Но в 1827 году, когда Федору Петровичу исполнилось 47 лет, он испытал тяжелый духовный кризис, результатом чего стала полная перемена всего образа жизни. В чем дело? Можно только гадать. Гааз — идеалист, в самом высоком, самом чистом смысле этого слова. К тому же натура страстная, горячая. Женщина? Многолетняя, идеальная, платоническая, самоотверженная любовь, так распространенная в немецком и русском сентиментализме. Жена армейского товарища- декабриста. Проводы друга в Сибирь. Разлука навсегда с богиней — предметом поклонения, следующей за мужем Русской Женщиной.
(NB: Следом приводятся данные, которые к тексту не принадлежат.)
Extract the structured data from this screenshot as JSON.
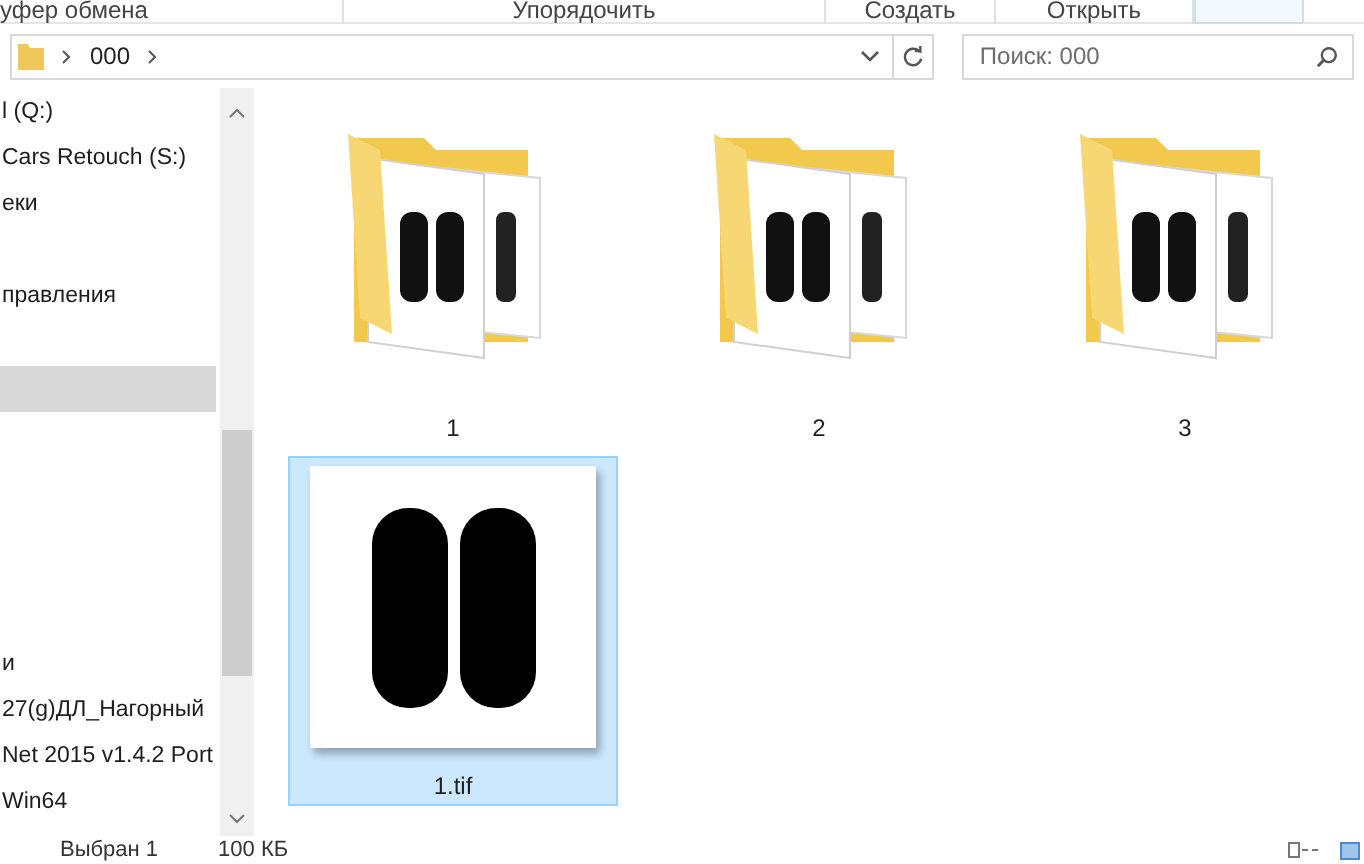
{
  "ribbon": {
    "groups": [
      "уфер обмена",
      "Упорядочить",
      "Создать",
      "Открыть"
    ]
  },
  "address_bar": {
    "path": [
      "000"
    ]
  },
  "search": {
    "placeholder": "Поиск: 000"
  },
  "nav_items": [
    {
      "label": "l (Q:)",
      "selected": false
    },
    {
      "label": "Cars Retouch (S:)",
      "selected": false
    },
    {
      "label": "еки",
      "selected": false
    },
    {
      "selected": false
    },
    {
      "label": "правления",
      "selected": false
    },
    {
      "selected": false
    },
    {
      "selected": true
    },
    {
      "selected": false
    },
    {
      "selected": false
    },
    {
      "selected": false
    },
    {
      "selected": false
    },
    {
      "selected": false
    },
    {
      "label": "и",
      "selected": false
    },
    {
      "label": "27(g)ДЛ_Нагорный",
      "selected": false
    },
    {
      "label": "Net 2015 v1.4.2 Port",
      "selected": false
    },
    {
      "label": "Win64",
      "selected": false
    }
  ],
  "items": [
    {
      "kind": "folder",
      "name": "1",
      "selected": false
    },
    {
      "kind": "folder",
      "name": "2",
      "selected": false
    },
    {
      "kind": "folder",
      "name": "3",
      "selected": false
    },
    {
      "kind": "image",
      "name": "1.tif",
      "selected": true
    }
  ],
  "status_bar": {
    "selection": "Выбран 1",
    "size": "100 КБ"
  }
}
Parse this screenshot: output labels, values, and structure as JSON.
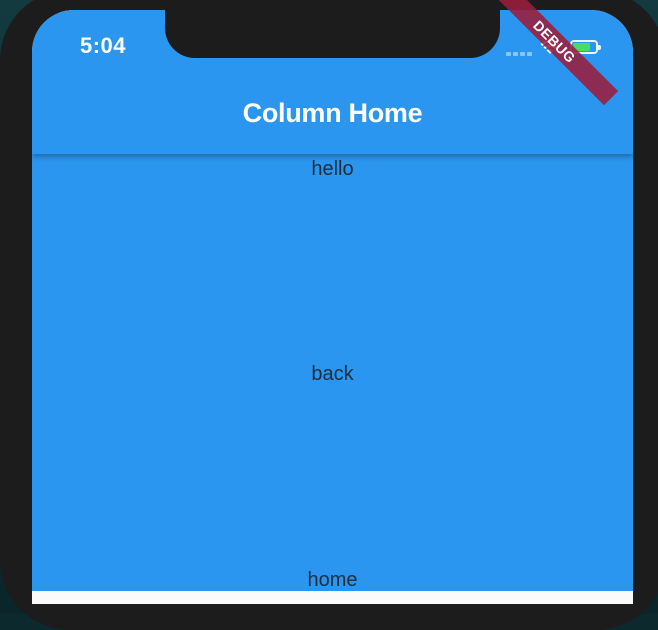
{
  "status_bar": {
    "time": "5:04"
  },
  "app_bar": {
    "title": "Column Home",
    "color": "#2b96ef"
  },
  "column": {
    "items": [
      "hello",
      "back",
      "home"
    ],
    "background": "#2b96ef"
  },
  "debug_banner": {
    "label": "DEBUG"
  }
}
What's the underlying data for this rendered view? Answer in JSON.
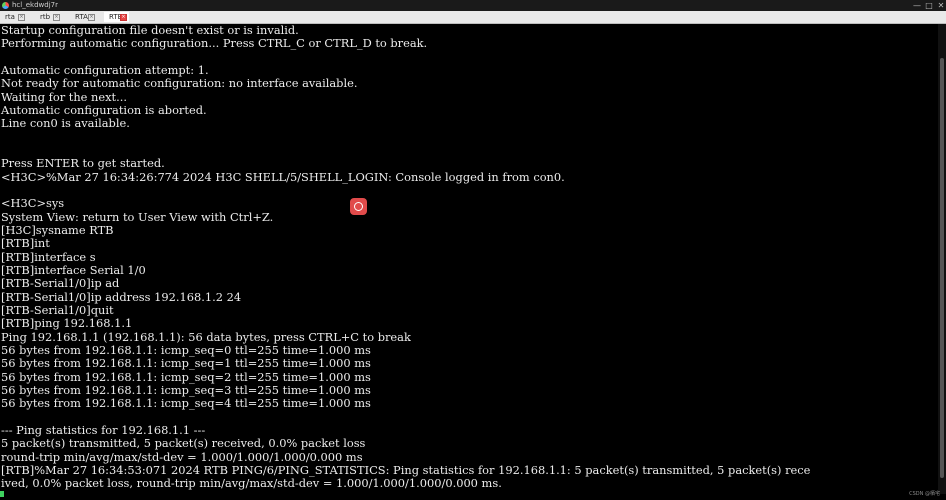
{
  "window": {
    "title": "hcl_ekdwdj7r",
    "controls": {
      "minimize": "—",
      "maximize": "□",
      "close": "✕"
    }
  },
  "tabs": [
    {
      "label": "rta",
      "active": false
    },
    {
      "label": "rtb",
      "active": false
    },
    {
      "label": "RTA",
      "active": false
    },
    {
      "label": "RTB",
      "active": true
    }
  ],
  "tab_close_glyph": "×",
  "terminal": {
    "lines": [
      "Startup configuration file doesn't exist or is invalid.",
      "Performing automatic configuration... Press CTRL_C or CTRL_D to break.",
      "",
      "Automatic configuration attempt: 1.",
      "Not ready for automatic configuration: no interface available.",
      "Waiting for the next...",
      "Automatic configuration is aborted.",
      "Line con0 is available.",
      "",
      "",
      "Press ENTER to get started.",
      "<H3C>%Mar 27 16:34:26:774 2024 H3C SHELL/5/SHELL_LOGIN: Console logged in from con0.",
      "",
      "<H3C>sys",
      "System View: return to User View with Ctrl+Z.",
      "[H3C]sysname RTB",
      "[RTB]int",
      "[RTB]interface s",
      "[RTB]interface Serial 1/0",
      "[RTB-Serial1/0]ip ad",
      "[RTB-Serial1/0]ip address 192.168.1.2 24",
      "[RTB-Serial1/0]quit",
      "[RTB]ping 192.168.1.1",
      "Ping 192.168.1.1 (192.168.1.1): 56 data bytes, press CTRL+C to break",
      "56 bytes from 192.168.1.1: icmp_seq=0 ttl=255 time=1.000 ms",
      "56 bytes from 192.168.1.1: icmp_seq=1 ttl=255 time=1.000 ms",
      "56 bytes from 192.168.1.1: icmp_seq=2 ttl=255 time=1.000 ms",
      "56 bytes from 192.168.1.1: icmp_seq=3 ttl=255 time=1.000 ms",
      "56 bytes from 192.168.1.1: icmp_seq=4 ttl=255 time=1.000 ms",
      "",
      "--- Ping statistics for 192.168.1.1 ---",
      "5 packet(s) transmitted, 5 packet(s) received, 0.0% packet loss",
      "round-trip min/avg/max/std-dev = 1.000/1.000/1.000/0.000 ms",
      "[RTB]%Mar 27 16:34:53:071 2024 RTB PING/6/PING_STATISTICS: Ping statistics for 192.168.1.1: 5 packet(s) transmitted, 5 packet(s) rece",
      "ived, 0.0% packet loss, round-trip min/avg/max/std-dev = 1.000/1.000/1.000/0.000 ms."
    ]
  },
  "icons": {
    "recorder": "screen-recorder-icon",
    "app": "app-logo-icon"
  },
  "watermark": "CSDN @栖宅"
}
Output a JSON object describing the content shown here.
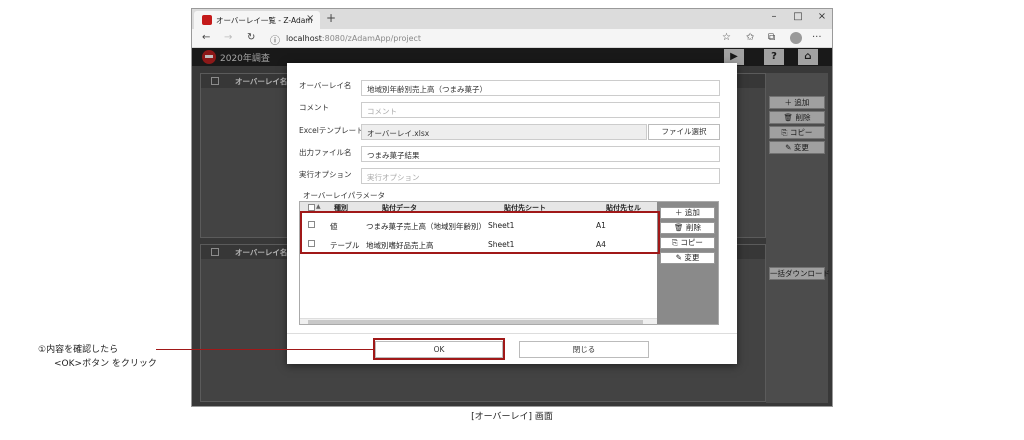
{
  "browser": {
    "tab_title": "オーバーレイ一覧 - Z-Adam",
    "tab_close": "×",
    "new_tab": "+",
    "win_min": "–",
    "win_max": "□",
    "win_close": "×",
    "back": "←",
    "forward": "→",
    "reload": "↻",
    "info": "ⓘ",
    "url_host": "localhost",
    "url_path": ":8080/zAdamApp/project",
    "star": "☆",
    "favorites": "✩",
    "collections": "⧉",
    "more": "···"
  },
  "app": {
    "title": "2020年調査",
    "run_icon": "▶",
    "help_icon": "?",
    "home_icon": "⌂",
    "panel_header": "オーバーレイ名",
    "side_buttons": [
      "＋ 追加",
      "🗑 削除",
      "⎘ コピー",
      "✎ 変更"
    ],
    "bulk_download": "一括ダウンロード"
  },
  "dialog": {
    "fields": {
      "overlay_name_label": "オーバーレイ名",
      "overlay_name_value": "地域別年齢別売上高（つまみ菓子）",
      "comment_label": "コメント",
      "comment_placeholder": "コメント",
      "template_label": "Excelテンプレート",
      "template_value": "オーバーレイ.xlsx",
      "file_select": "ファイル選択",
      "output_label": "出力ファイル名",
      "output_value": "つまみ菓子結果",
      "option_label": "実行オプション",
      "option_placeholder": "実行オプション"
    },
    "params": {
      "section_label": "オーバーレイパラメータ",
      "sort_icon": "▲",
      "headers": [
        "種別",
        "貼付データ",
        "貼付先シート",
        "貼付先セル"
      ],
      "rows": [
        {
          "type": "値",
          "data": "つまみ菓子売上高（地域別年齢別）",
          "sheet": "Sheet1",
          "cell": "A1"
        },
        {
          "type": "テーブル",
          "data": "地域別嗜好品売上高",
          "sheet": "Sheet1",
          "cell": "A4"
        }
      ],
      "buttons": [
        "＋ 追加",
        "🗑 削除",
        "⎘ コピー",
        "✎ 変更"
      ]
    },
    "ok": "OK",
    "close": "閉じる"
  },
  "callout": {
    "line1": "①内容を確認したら",
    "line2": "<OK>ボタン をクリック"
  },
  "caption": "[オーバーレイ] 画面",
  "colors": {
    "highlight": "#a01818",
    "app_bg": "#4b4b4b",
    "header_bg": "#222222"
  }
}
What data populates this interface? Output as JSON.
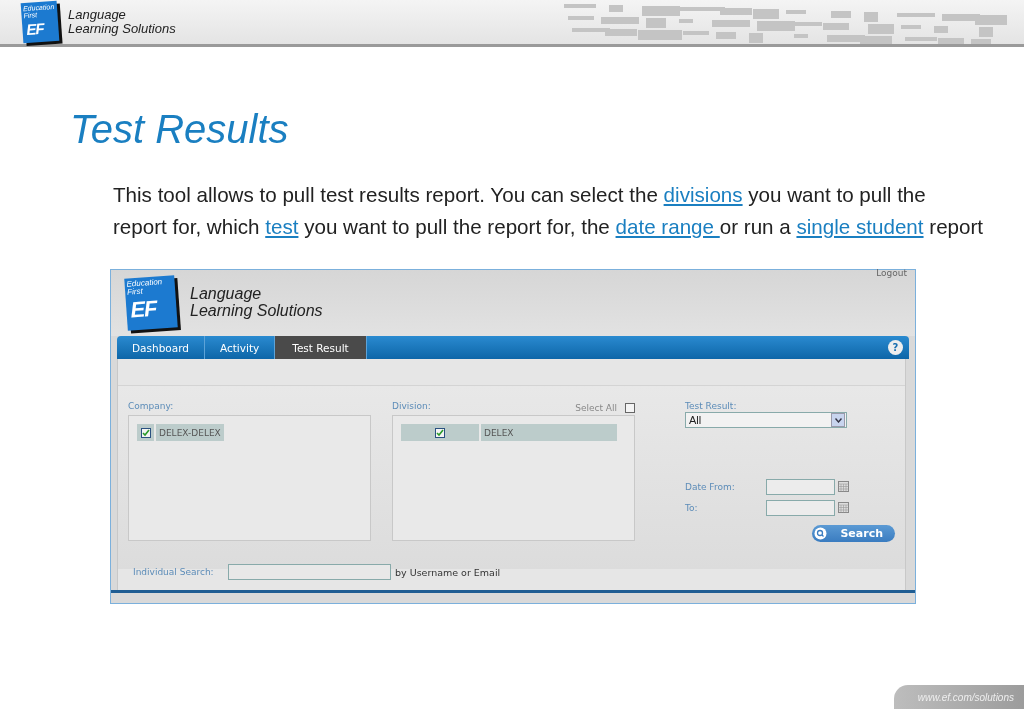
{
  "header": {
    "logo_small": "Education First",
    "logo_letters": "EF",
    "brand_line1": "Language",
    "brand_line2": "Learning Solutions"
  },
  "title": "Test Results",
  "intro": [
    {
      "text": "This tool allows to pull test results report. You can select the ",
      "link": false
    },
    {
      "text": "divisions",
      "link": true
    },
    {
      "text": " you want to pull the report for, which ",
      "link": false
    },
    {
      "text": "test",
      "link": true
    },
    {
      "text": " you want to pull the report for, the ",
      "link": false
    },
    {
      "text": "date range ",
      "link": true
    },
    {
      "text": " or run a ",
      "link": false
    },
    {
      "text": "single student",
      "link": true
    },
    {
      "text": " report",
      "link": false
    }
  ],
  "app": {
    "logo_small": "Education First",
    "logo_letters": "EF",
    "brand_line1": "Language",
    "brand_line2": "Learning Solutions",
    "logout": "Logout",
    "tabs": [
      {
        "label": "Dashboard",
        "selected": false
      },
      {
        "label": "Activity",
        "selected": false
      },
      {
        "label": "Test Result",
        "selected": true
      }
    ],
    "help": "?",
    "company": {
      "label": "Company:",
      "items": [
        {
          "label": "DELEX-DELEX",
          "checked": true
        }
      ]
    },
    "division": {
      "label": "Division:",
      "select_all": {
        "label": "Select All",
        "checked": false
      },
      "items": [
        {
          "label": "DELEX",
          "checked": true
        }
      ]
    },
    "test_result": {
      "label": "Test Result:",
      "value": "All"
    },
    "date_from": {
      "label": "Date  From:"
    },
    "date_to": {
      "label": "To:"
    },
    "search_button": "Search",
    "individual_search": {
      "label": "Individual Search:",
      "hint": "by Username or Email"
    }
  },
  "footer": "www.ef.com/solutions"
}
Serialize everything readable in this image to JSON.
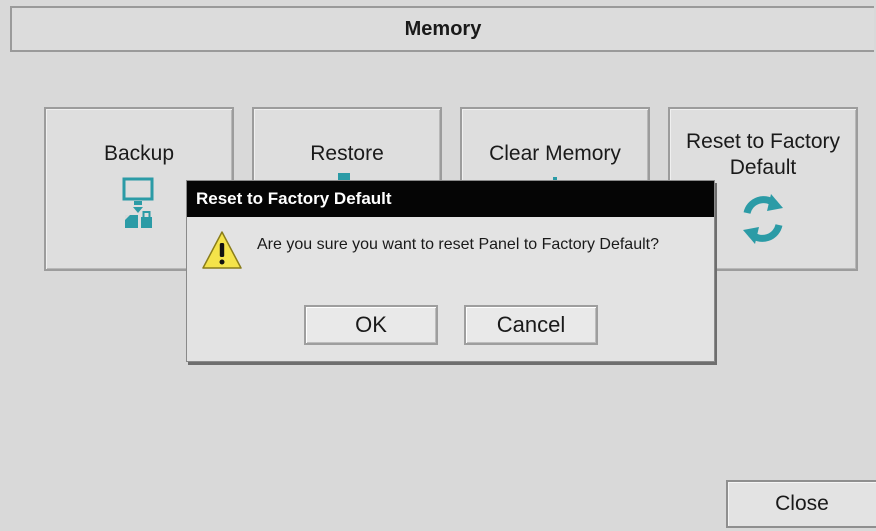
{
  "screen": {
    "title": "Memory",
    "colors": {
      "accent": "#2b9ba6",
      "background": "#d9d9d9",
      "dialog_titlebar": "#050505",
      "warning": "#f4e34a"
    }
  },
  "tiles": [
    {
      "label": "Backup",
      "icon": "backup-icon"
    },
    {
      "label": "Restore",
      "icon": "restore-icon"
    },
    {
      "label": "Clear Memory",
      "icon": "clear-memory-icon"
    },
    {
      "label": "Reset to Factory Default",
      "icon": "refresh-icon"
    }
  ],
  "dialog": {
    "title": "Reset to Factory Default",
    "message": "Are you sure you want to reset Panel to Factory Default?",
    "icon": "warning-icon",
    "ok_label": "OK",
    "cancel_label": "Cancel"
  },
  "footer": {
    "close_label": "Close"
  }
}
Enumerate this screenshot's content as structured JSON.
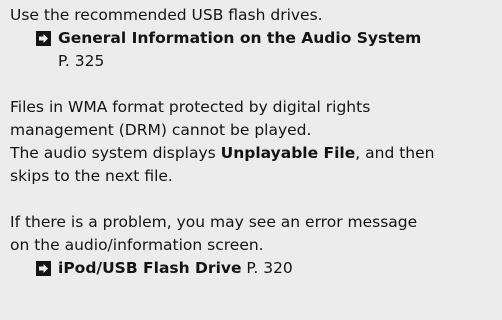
{
  "intro": {
    "text": "Use the recommended USB flash drives."
  },
  "xref1": {
    "icon": "arrow-icon",
    "title": "General Information on the Audio System",
    "page": "P. 325"
  },
  "drm": {
    "line1": "Files in WMA format protected by digital rights",
    "line2": "management (DRM) cannot be played.",
    "line3_pre": "The audio system displays ",
    "line3_bold": "Unplayable File",
    "line3_post": ", and then",
    "line4": "skips to the next file."
  },
  "problem": {
    "line1": "If there is a problem, you may see an error message",
    "line2": "on the audio/information screen."
  },
  "xref2": {
    "icon": "arrow-icon",
    "title": "iPod/USB Flash Drive",
    "page": " P. 320"
  }
}
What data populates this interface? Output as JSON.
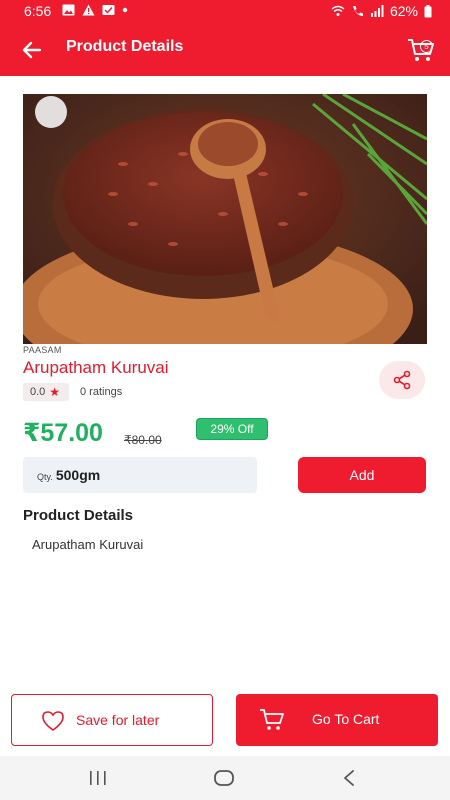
{
  "status_bar": {
    "time": "6:56",
    "battery": "62%"
  },
  "header": {
    "title": "Product Details",
    "cart_count": "5"
  },
  "product": {
    "brand": "PAASAM",
    "name": "Arupatham Kuruvai",
    "rating": "0.0",
    "ratings_count": "0 ratings",
    "price": "₹57.00",
    "mrp": "₹80.00",
    "discount": "29% Off",
    "qty_label": "Qty.",
    "qty_value": "500gm",
    "add_label": "Add"
  },
  "details": {
    "heading": "Product Details",
    "text": "Arupatham Kuruvai"
  },
  "footer": {
    "save_label": "Save for later",
    "cart_label": "Go To Cart"
  },
  "colors": {
    "brand": "#ee1c2e",
    "price": "#21b05f",
    "discount": "#2fbf6e"
  }
}
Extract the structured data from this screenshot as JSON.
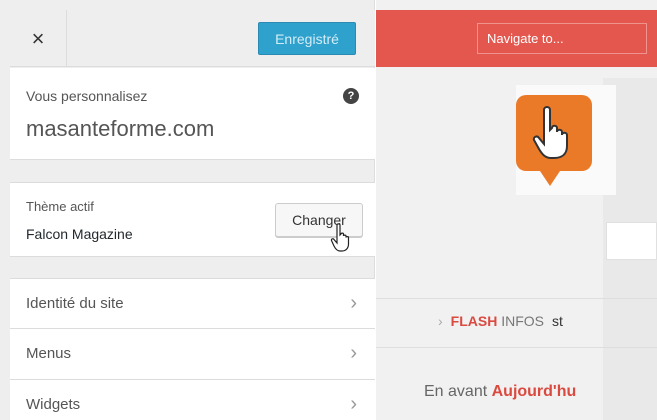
{
  "toolbar": {
    "close_glyph": "×",
    "save_label": "Enregistré"
  },
  "info": {
    "label": "Vous personnalisez",
    "site_name": "masanteforme.com",
    "help_glyph": "?"
  },
  "theme": {
    "label": "Thème actif",
    "name": "Falcon Magazine",
    "change_label": "Changer"
  },
  "menu": {
    "chevron_glyph": "›",
    "items": [
      {
        "label": "Identité du site"
      },
      {
        "label": "Menus"
      },
      {
        "label": "Widgets"
      }
    ]
  },
  "preview": {
    "nav_label": "Navigate to...",
    "flash_arrow": "›",
    "flash_hot": "FLASH",
    "flash_rest": "INFOS",
    "flash_tail": "st",
    "avant_text": "En avant",
    "avant_hot": "Aujourd'hu"
  },
  "colors": {
    "save_button": "#2ea2cc",
    "nav_bar": "#e4574e",
    "logo": "#ea7a28",
    "accent_text": "#d94a40"
  },
  "icons": [
    "close-icon",
    "help-icon",
    "hand-cursor-icon",
    "chevron-right-icon",
    "hand-logo-icon"
  ]
}
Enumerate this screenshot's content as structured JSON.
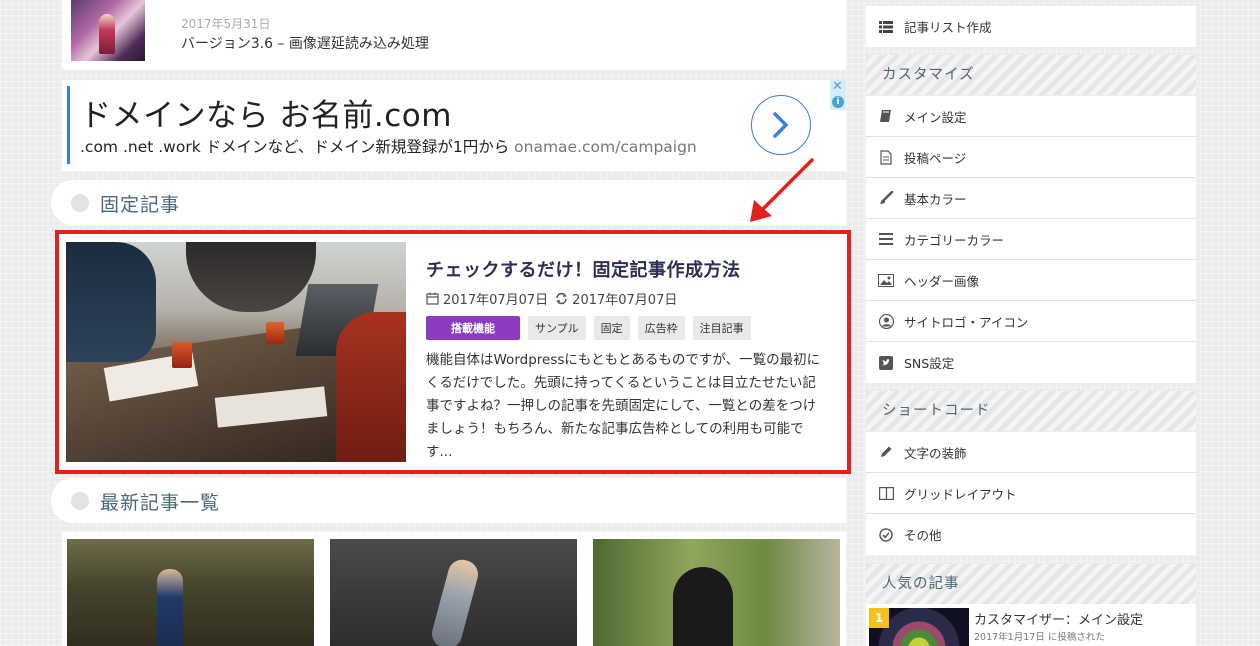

Гааз так никогда и не женился...
Есть также свидетельство, что причиной кризиса стало посещение Гаазом московской пересыльной тюрьмы. Гааза потрясла картина открывшейся перед ним ужасающей обстановки русской тюрьмы — преддверия ада...
Кризис был такой силы, что слабых людей доводит до самоубийства. Сильный характер помог Федору Петровичу преодолеть беду:
— Если тебе очень плохо, найди, кому еще хуже и постарайся помочь.
А самыми обездоленными в России были заключенные, и отныне все свои силы, время, деньги Гааз тратит на «несчастных» — так он их называл. На одежду и еду, на тюремные лазареты и библиотеки, на мастерские и... на кандалы. Он сам их сконструировал, облегченные кандалы, которыми по его настоянию заменили «прут генерала Дибича». Прут Дибича — это железная палка, снабженная кольцами, в которые просовывались руки сразу восьми — десяти каторжан. И так связкой они должны были идти по этапу. Шагающие на пруте были ограничены в своих движениях и свободном отправлении своих естественных потребностей. Терпели в пути всевозможные мучения. На привалах лишены были нормального отдыха, им не было доступно единственное утешение несчастных — сон. Гааз громко протестовал против прута генерала Дибича, говоря что «это орудие пытки, которое учит людей ненавидеть друг друга, учит не уважать чужие страдания, забывать любой стыд, учит словом и делом предаваться подлости». Таким страданиям подвергались осужденные за самые легкие преступления и часто невиновные. Например, помещик, купивший крепостных крестьян и не желающий тратиться на их перевозку в свои отдаленные поместья, отправлял их «по этапу» вместе с осужденными на каторгу преступниками. И люди так шли весь этап, иногда волоча за собой изнемогшего, полуживого товарища по несчастью.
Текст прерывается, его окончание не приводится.